No domínio do processo especial de falência, consagrado no C. P. Civil (art.ºs 1135.º e sgts.) era entendimento comum que o mandato judicial caducava com a declaração de falência no respeitante a direitos patrimoniais [Cfr. Pedro Macedo, Manual, vol. II, pág. 50].
No domínio do CPEREF, não existindo, também, qualquer preceito específico que disponha quanto a essa questão, apenas os art.ºs 167.º e 147.º podem apresentar alguma proximidade com a mesma.
O art.º 167.º, n.º 1 dispõe que: “Os contratos de mandato, realizados também no interesse do mandatário, e os de comissão não caducam necessariamente com a declaração de falência, mas o liquidatário judicial pode optar livremente pela continuação ou pela revogação unilateral do mandato…”.
Este preceito, reportando-se aos contratos de mandato, realizados também no interesse do mandatário e dispondo que o liquidatário judicial pode optar livremente pela continuação ou pela revogação unilateral, não dispõe directamente quanto ao contrato de mandato judicial.
O art.º 147.º ao dispor no seu n.º 1, que: “1 - A declaração de falência priva imediatamente o falido, por si ou, no caso de sociedade ou pessoa colectiva, pelos órgãos que o representem, da administração e do poder de disposição dos seus bens presentes e futuros, os quais passam a integrar a massa falida, sujeita à administração e poder de disposição do liquidatário judicial” e que: “2 -O liquidatário judicial assume a representação do falido para todos os efeitos de carácter patrimonial que interessem à falência”, embora não dispondo directamente quanto ao mandato judicial, rege quanto aos poderes de representação do falido, para efeitos patrimoniais (que atribui ao liquidatário judicial), os quais contêm, além do mais, o poder de constituir mandatário judicial.
Em face de tais preceitos, afigura-se-nos que deve manter-se o entendimento existente no domínio do processo especial de falência, consagrado no C. P. Civil (art.ºs 1135.º e sgts.) no sentido de que o mandato judicial, no respeitante a direitos patrimoniais (e são estes que nos ocupam), caduca com a declaração de falência.
Se a declaração de falência priva o falido, ou os seus órgãos, do poder de representação da massa quanto a efeitos de carácter patrimonial, não é razoável entender que se mantém um contrato de mandato por eles anteriormente conferido no uso desses poderes de representação.
E não vislumbramos qual o interesse (para além do mero interesse económico individual do mandatário judicial), susceptível de protecção legal, prosseguido com entendimento contrário.
Extinto o mandato judicial, nada obsta a que o liquidatário judicial, se o entender conveniente para o bom desempenho das suas funções, venha a outorgar novo mandato forense ao anterior mandatário.
Mas, neste caso, trata-se de um novo mandato e não da permanência do mandato conferido anteriormente à declaração de falência por quem, nessa data, detinha poderes para o efeito.
A agravante cita, em abono da tese que defende, o Acórdão desta Relação de 10 de Abril de 2003, in Col.

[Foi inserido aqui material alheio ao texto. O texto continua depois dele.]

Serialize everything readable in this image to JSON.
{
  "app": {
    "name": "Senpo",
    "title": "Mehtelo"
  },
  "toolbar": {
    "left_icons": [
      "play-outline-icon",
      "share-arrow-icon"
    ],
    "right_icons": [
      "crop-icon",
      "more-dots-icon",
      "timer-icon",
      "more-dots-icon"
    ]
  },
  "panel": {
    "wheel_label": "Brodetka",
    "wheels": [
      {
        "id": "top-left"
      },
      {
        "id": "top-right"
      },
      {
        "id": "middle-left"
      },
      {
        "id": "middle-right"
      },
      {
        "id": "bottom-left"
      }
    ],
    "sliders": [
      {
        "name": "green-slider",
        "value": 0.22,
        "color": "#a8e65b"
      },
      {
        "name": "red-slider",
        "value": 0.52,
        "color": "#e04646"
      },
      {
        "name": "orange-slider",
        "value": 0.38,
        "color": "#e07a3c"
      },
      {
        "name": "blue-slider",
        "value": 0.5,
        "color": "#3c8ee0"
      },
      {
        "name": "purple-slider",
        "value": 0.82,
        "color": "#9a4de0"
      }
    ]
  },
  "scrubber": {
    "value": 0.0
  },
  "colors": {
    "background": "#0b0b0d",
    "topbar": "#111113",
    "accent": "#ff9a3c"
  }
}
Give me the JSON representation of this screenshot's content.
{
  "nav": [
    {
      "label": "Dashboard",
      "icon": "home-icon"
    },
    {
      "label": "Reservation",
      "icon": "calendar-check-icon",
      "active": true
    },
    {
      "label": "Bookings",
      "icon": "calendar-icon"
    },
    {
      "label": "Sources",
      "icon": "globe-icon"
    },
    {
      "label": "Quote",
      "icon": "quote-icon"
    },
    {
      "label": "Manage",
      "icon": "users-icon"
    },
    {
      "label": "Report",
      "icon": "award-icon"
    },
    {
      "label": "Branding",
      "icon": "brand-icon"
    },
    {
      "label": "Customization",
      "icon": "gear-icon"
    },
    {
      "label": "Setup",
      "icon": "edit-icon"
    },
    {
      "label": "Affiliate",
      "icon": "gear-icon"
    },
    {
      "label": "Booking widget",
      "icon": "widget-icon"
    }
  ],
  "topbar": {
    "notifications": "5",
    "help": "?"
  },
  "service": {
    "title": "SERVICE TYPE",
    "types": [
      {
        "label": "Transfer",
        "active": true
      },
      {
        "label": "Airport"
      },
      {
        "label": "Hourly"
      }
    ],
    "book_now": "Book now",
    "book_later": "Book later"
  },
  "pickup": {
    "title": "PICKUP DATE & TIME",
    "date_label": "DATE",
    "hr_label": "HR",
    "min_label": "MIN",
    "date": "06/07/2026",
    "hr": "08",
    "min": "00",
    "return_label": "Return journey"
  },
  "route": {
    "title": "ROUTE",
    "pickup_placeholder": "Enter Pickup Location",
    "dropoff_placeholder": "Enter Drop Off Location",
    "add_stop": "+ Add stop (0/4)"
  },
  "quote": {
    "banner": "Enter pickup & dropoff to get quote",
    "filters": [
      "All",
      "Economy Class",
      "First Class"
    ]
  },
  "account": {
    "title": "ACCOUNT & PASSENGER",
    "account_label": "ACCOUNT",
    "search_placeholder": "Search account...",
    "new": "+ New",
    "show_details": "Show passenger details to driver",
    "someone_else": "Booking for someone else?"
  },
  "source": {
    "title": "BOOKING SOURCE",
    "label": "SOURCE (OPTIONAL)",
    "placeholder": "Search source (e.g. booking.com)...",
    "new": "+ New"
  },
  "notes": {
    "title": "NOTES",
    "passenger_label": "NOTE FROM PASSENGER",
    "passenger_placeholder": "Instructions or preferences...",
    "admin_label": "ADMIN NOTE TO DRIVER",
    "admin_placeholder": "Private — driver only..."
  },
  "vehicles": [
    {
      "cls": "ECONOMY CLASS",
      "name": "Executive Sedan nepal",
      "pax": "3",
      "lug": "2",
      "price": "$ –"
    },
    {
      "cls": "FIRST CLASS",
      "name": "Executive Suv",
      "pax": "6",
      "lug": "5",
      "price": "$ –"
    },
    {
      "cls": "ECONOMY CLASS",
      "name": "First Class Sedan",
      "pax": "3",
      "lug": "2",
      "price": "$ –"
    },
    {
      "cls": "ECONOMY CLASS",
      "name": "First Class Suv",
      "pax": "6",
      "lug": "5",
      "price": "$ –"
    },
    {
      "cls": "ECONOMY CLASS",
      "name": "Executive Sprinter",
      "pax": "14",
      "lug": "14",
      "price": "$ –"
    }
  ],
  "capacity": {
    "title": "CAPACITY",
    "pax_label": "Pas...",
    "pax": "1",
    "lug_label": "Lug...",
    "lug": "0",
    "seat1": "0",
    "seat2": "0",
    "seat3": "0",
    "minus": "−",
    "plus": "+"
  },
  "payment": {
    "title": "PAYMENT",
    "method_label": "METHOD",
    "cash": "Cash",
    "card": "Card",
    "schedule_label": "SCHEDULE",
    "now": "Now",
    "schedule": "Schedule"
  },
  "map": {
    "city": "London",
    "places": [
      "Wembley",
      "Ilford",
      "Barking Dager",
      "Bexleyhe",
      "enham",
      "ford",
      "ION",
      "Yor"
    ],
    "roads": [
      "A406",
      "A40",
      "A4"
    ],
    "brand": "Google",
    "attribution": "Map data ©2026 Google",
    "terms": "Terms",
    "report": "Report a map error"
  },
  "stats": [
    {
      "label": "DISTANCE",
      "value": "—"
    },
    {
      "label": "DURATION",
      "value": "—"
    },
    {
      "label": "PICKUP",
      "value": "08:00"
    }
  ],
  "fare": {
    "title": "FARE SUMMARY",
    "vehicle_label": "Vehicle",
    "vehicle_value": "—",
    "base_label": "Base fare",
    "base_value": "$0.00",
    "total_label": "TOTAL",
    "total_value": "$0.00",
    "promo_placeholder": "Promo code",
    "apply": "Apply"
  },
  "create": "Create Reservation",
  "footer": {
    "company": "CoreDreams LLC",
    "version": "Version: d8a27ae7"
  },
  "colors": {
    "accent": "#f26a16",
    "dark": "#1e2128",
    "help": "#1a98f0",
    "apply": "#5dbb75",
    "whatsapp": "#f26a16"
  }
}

J. II, pág.197.
Todavia, esse aresto pronunciou-se sobre uma questão substancialmente diferente, qual seja, a de saber se o liquidatário judicial podia, licitamente, revogar o contrato de mandato outorgado pelos órgãos de uma sociedade anteriormente à declaração de falência.
E, na linha do acima expendido, pronunciou-se pela positiva não abordando, sequer, a questão de saber se, afinal, aquando da revogação, o contrato já se encontrava extinto.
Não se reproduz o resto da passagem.